Friday, August 7, 2009

Java Scripting API Sandbox

Well, I am adding generic scripting to my DarkMMO client. 

The server passes the name of the scripting language being used and then the script code.  The client finds the script engine and then executes the code using the Java Scripting API that is built into JDK 6.

This was all pretty straight forward and easy, however if I let the client execute any code the server sent it coudl be a BIG security hole.  Therefor I decided to try to sandbox the code.  It has been a frustrating few days but I posted a request for help to users@scripting.dev.java.net and got back a very useful link froma helpful soul there.

From that I was able to figure out how to do it, so here is the result.
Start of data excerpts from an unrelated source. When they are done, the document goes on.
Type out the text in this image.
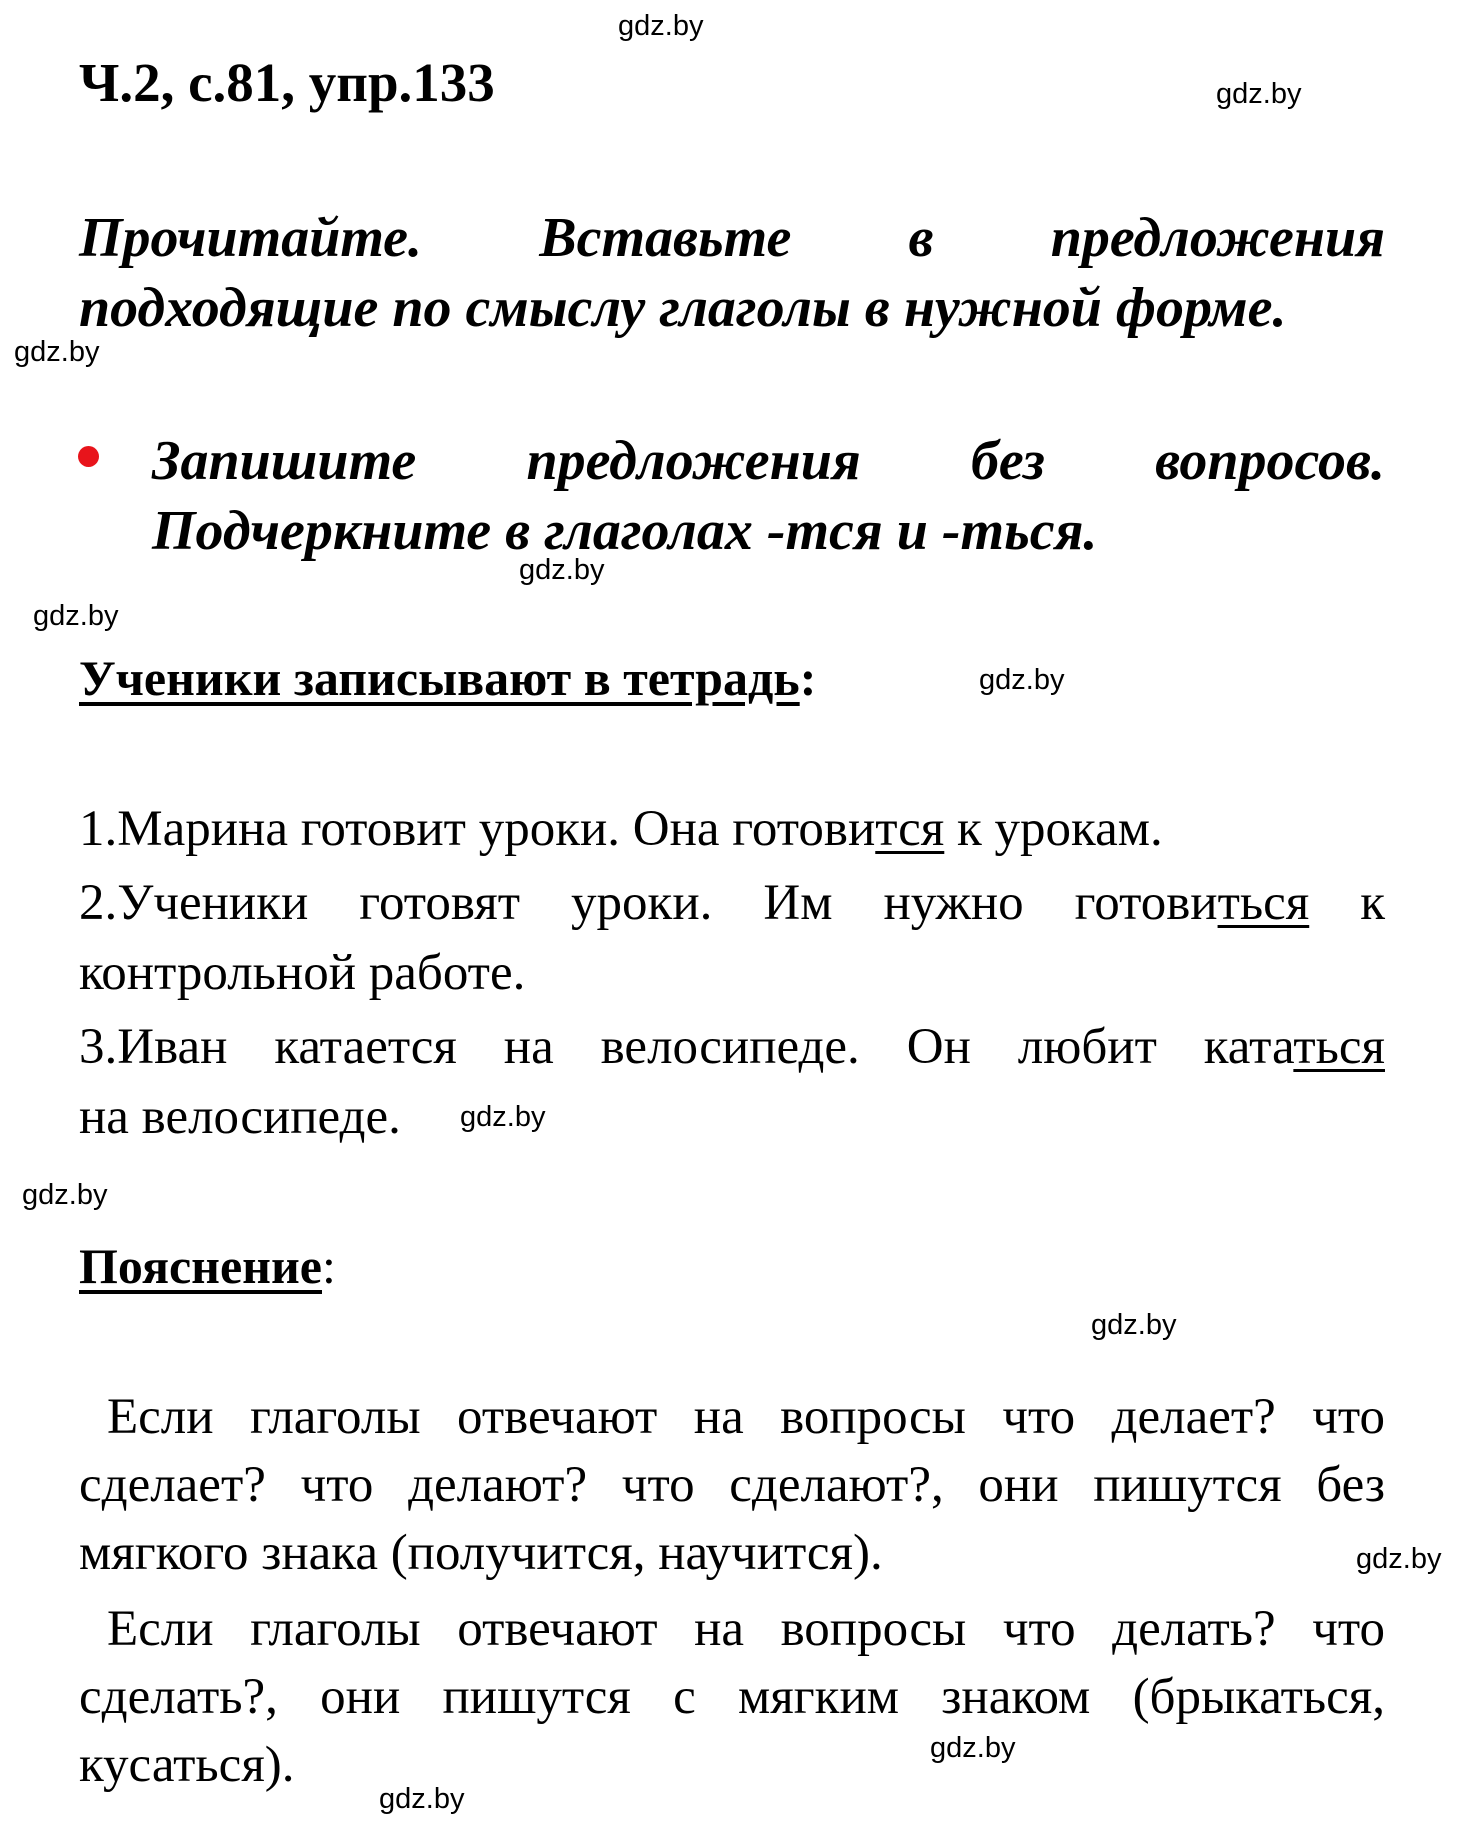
gdz.by
gdz.by
gdz.by
gdz.by
gdz.by
gdz.by
gdz.by
gdz.by
gdz.by
gdz.by
gdz.by
gdz.by
Ч.2, с.81, упр.133
Прочитайте. Вставьте в предложения
подходящие по смыслу глаголы в нужной форме.
Запишите предложения без вопросов.
Подчеркните в глаголах -тся и -ться.
Ученики записывают в тетрадь:

1.Марина готовит уроки. Она готовится к урокам.

2.Ученики готовят уроки. Им нужно готовиться к
контрольной работе.

3.Иван катается на велосипеде. Он любит кататься
на велосипеде.

Пояснение:

Если глаголы отвечают на вопросы что делает? что
сделает? что делают? что сделают?, они пишутся без
мягкого знака (получится, научится).

Если глаголы отвечают на вопросы что делать? что
сделать?, они пишутся с мягким знаком (брыкаться,
кусаться).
A generic Java Scripting Sandbox!  (Code below)  This sandbox is intiialized with the name of the scripting engine you want to use and then can be set to run any code you pass it with any permission set you chose,. In fact, the permission set can be changed on the fly by the main program.

In order for this to work, you need to have a security manager enabled.  I do this in DarkMMO with the VM argument -Djava.security.manager

Once you enable the security manager you have to give the code of the program and libraries it depends on permissions or it wont work.  I do that with a security.policy file that grants all permissions to the app like so:

grant {
    permission java.security.AllPermission;
};

Finally, I tell the VM to use that security.policy file with this VM argument:
-Djava.security.policy=security.policy
  

With that in place, the following class runs scripts in a sandbox.  All it handles is eval(String) because that's the only kind of script I need to handle, but its extension to the other kinds of evals aught to be intuitively obvious.

import java.security.AccessControlContext;
import java.security.AccessController;
import java.security.CodeSource;
import java.security.Permission;
import java.security.Permissions;
import java.security.PrivilegedAction;
import java.security.ProtectionDomain;
import java.security.cert.Certificate;
import java.util.Collection;

import javax.script.ScriptEngine;
import javax.script.ScriptEngineManager;
import javax.script.ScriptException;

public class ScriptSandbox {
    ScriptEngine _scriptEngine;
    AccessControlContext _accessControlContext;
   
    public ScriptSandbox(String engineShortName) throws InstantiationException{
         ScriptEngineManager sem = new ScriptEngineManager();
         _scriptEngine = sem.getEngineByName("groovy");
         if (_scriptEngine==null){
             throw new InstantiationException("Could not load script engine: "+
                     engineShortName);
         }
         setPermissions(null);
    }
   
    public void setPermissions(Collection permissionCollection){
        Permissions perms = new Permissions();
        perms.add(new RuntimePermission("accessDeclaredMembers"));
        if (permissionCollection!=null){
            for (Permission p : permissionCollection){
                perms.add(p);
            }
        }
        // Cast to Certificate[] required because of ambiguity:
         ProtectionDomain domain = new ProtectionDomain(
                 new CodeSource( null, (Certificate[]) null ), perms );
         _accessControlContext = new AccessControlContext(
                 new ProtectionDomain[] { domain } );
    }
   
    public Object eval(final String code){
        return AccessController.doPrivileged(new PrivilegedAction(){
            @Override
            public Object run() {
                try {
                    return _scriptEngine.eval(code);
                } catch (ScriptException e) {
                    // TODO Auto-generated catch block
                    e.printStackTrace();
                }
                return null;
            }}, _accessControlContext);
    }  
}


2 comments:

Daniel Nägele said...

This is really helpful, thank you. I am wondering how you got Groovy to work with that approach though. I'm trying to code a project with various scripting engines embedded, and the only engine working using your approach to security is the native Rhino JS. You didn't do anything fancy to get Groovy to work other than adding a jar to the build path, did you?

SDI said...

How do you prevent the script from elevating its permissions with AccessController.doPrivileged()?